Le pauvre suspect, lui, eut droit à un procès expéditif prestement mené par un juge désirant surtout réduire rapidement son énorme pile de dossiers en attente de jugements ; il y gagna un séjour gratuit et à perpette dans une cabane bétonnée, entouré de petits camarades avec ou sans casquettes mais tous plus sympathiques les uns que les autres. Il avait même accès à une salle de musculation qu’il fréquenta assidument, conscient qu’il était du dangereux contraste entre sa conformation physique et celle de ses colocataires de cabane. Il avait obtenu tout ces avantages sans avoir fait la moindre démarche administrative; de quoi pouvait-il se plaindre ?
Ivan, quant à lui, du fait que les candidats à la location s’étaient majoritairement désistés, et qu’une partie même des locataires dont le bail de location n’était pas terminé préféraient y renoncer, obtint sans difficulté une cabane.

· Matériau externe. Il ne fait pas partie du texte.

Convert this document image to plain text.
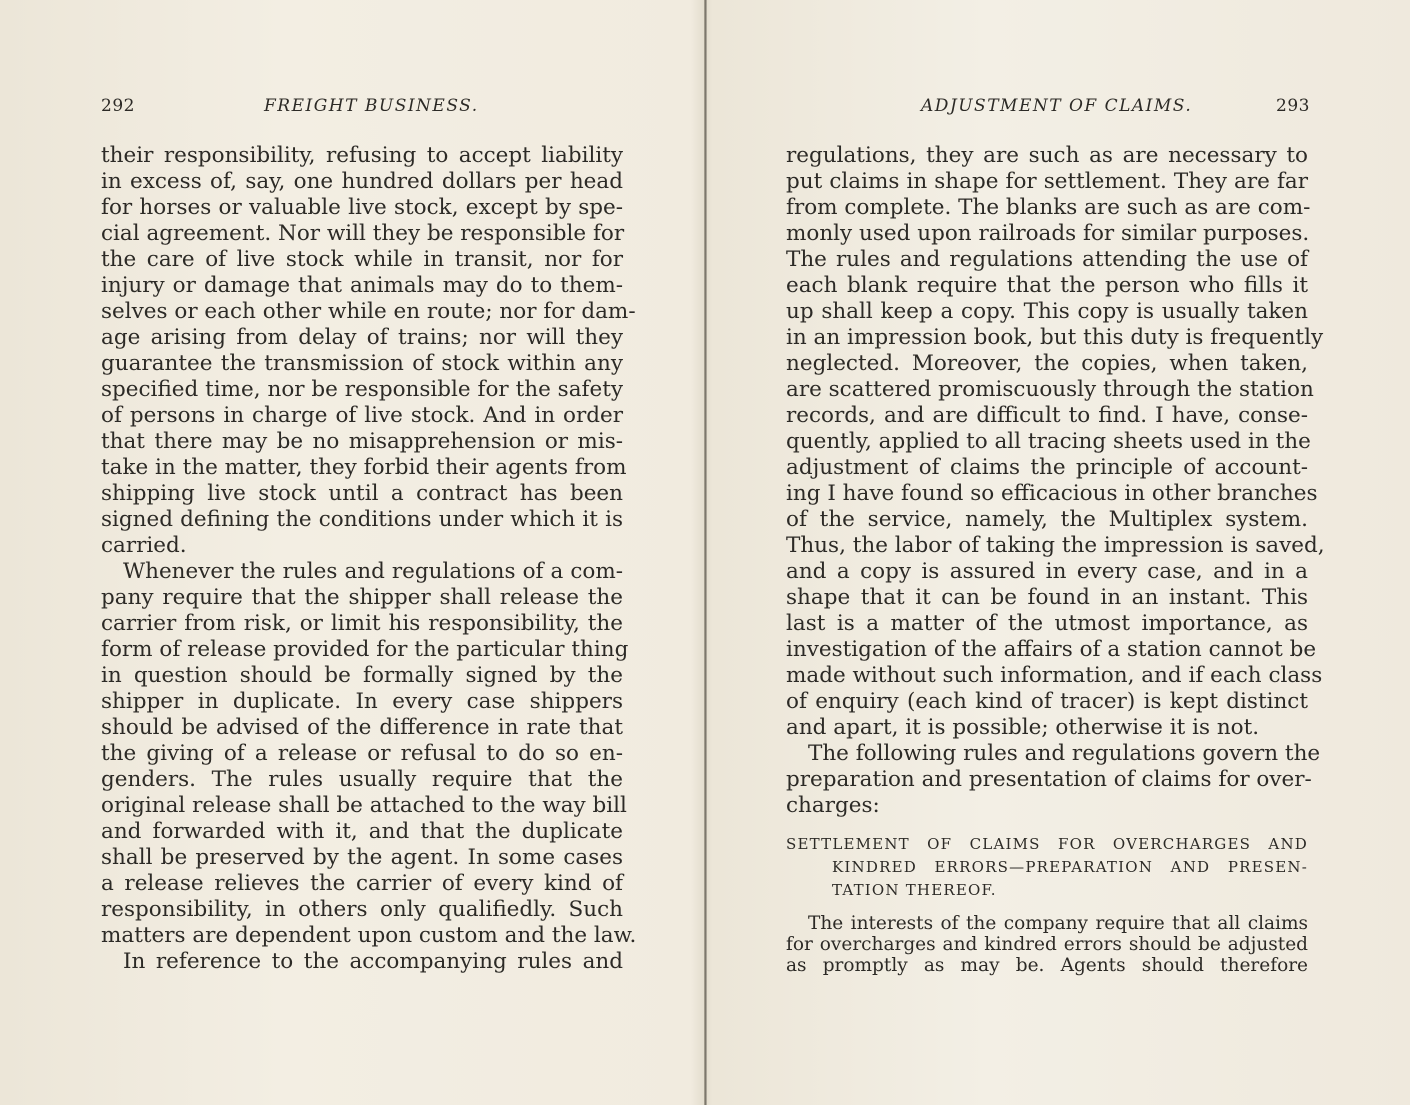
292	FREIGHT BUSINESS.
their responsibility, refusing to accept liability
in excess of, say, one hundred dollars per head
for horses or valuable live stock, except by spe-
cial agreement. Nor will they be responsible for
the care of live stock while in transit, nor for
injury or damage that animals may do to them-
selves or each other while en route; nor for dam-
age arising from delay of trains; nor will they
guarantee the transmission of stock within any
specified time, nor be responsible for the safety
of persons in charge of live stock. And in order
that there may be no misapprehension or mis-
take in the matter, they forbid their agents from
shipping live stock until a contract has been
signed defining the conditions under which it is
carried.
Whenever the rules and regulations of a com-
pany require that the shipper shall release the
carrier from risk, or limit his responsibility, the
form of release provided for the particular thing
in question should be formally signed by the
shipper in duplicate. In every case shippers
should be advised of the difference in rate that
the giving of a release or refusal to do so en-
genders. The rules usually require that the
original release shall be attached to the way bill
and forwarded with it, and that the duplicate
shall be preserved by the agent. In some cases
a release relieves the carrier of every kind of
responsibility, in others only qualifiedly. Such
matters are dependent upon custom and the law.
In reference to the accompanying rules and
ADJUSTMENT OF CLAIMS.	293
regulations, they are such as are necessary to
put claims in shape for settlement. They are far
from complete. The blanks are such as are com-
monly used upon railroads for similar purposes.
The rules and regulations attending the use of
each blank require that the person who fills it
up shall keep a copy. This copy is usually taken
in an impression book, but this duty is frequently
neglected. Moreover, the copies, when taken,
are scattered promiscuously through the station
records, and are difficult to find. I have, conse-
quently, applied to all tracing sheets used in the
adjustment of claims the principle of account-
ing I have found so efficacious in other branches
of the service, namely, the Multiplex system.
Thus, the labor of taking the impression is saved,
and a copy is assured in every case, and in a
shape that it can be found in an instant. This
last is a matter of the utmost importance, as
investigation of the affairs of a station cannot be
made without such information, and if each class
of enquiry (each kind of tracer) is kept distinct
and apart, it is possible; otherwise it is not.
The following rules and regulations govern the
preparation and presentation of claims for over-
charges:
SETTLEMENT OF CLAIMS FOR OVERCHARGES AND
KINDRED ERRORS—PREPARATION AND PRESEN-
TATION THEREOF.
The interests of the company require that all claims
for overcharges and kindred errors should be adjusted
as promptly as may be. Agents should therefore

Il avait cherché la solitude et l’avait obtenue au-delà de ses attentes ; à tel point que pour atténuer celle-ci et aussi, il faut bien l’avouer, sa mauvaise conscience vis-à-vis du « coupable » de substitution emprisonné, il établit avec ce dernier un échange épistolaire abondant ayant trait à deux sujets scientifiques essentiels : l’écologie comparée des faunes insulaires et carcérales, et l’application des théories Darwiniennes à la survie dans les marigots naturels ou anthropiques. Ils devinrent ainsi les meilleurs amis du monde.
Ce qui prouve que, contrairement à une légende soigneusement entretenue par les juges et les policiers (qui ne cherchent jamais, ce faisant, qu’à justifier leurs fonctions) une histoire criminelle peut, si chacun veut bien y mettre du sien, se terminer avec bonheur. Et en guise de morale profitable à l’édification de nos charmantes têtes blondes, nous conclurons que, pour peu qu’il soit perpétré avec de louables intentions, un crime parfait peut très bien être profitable à tous, ... ou presque.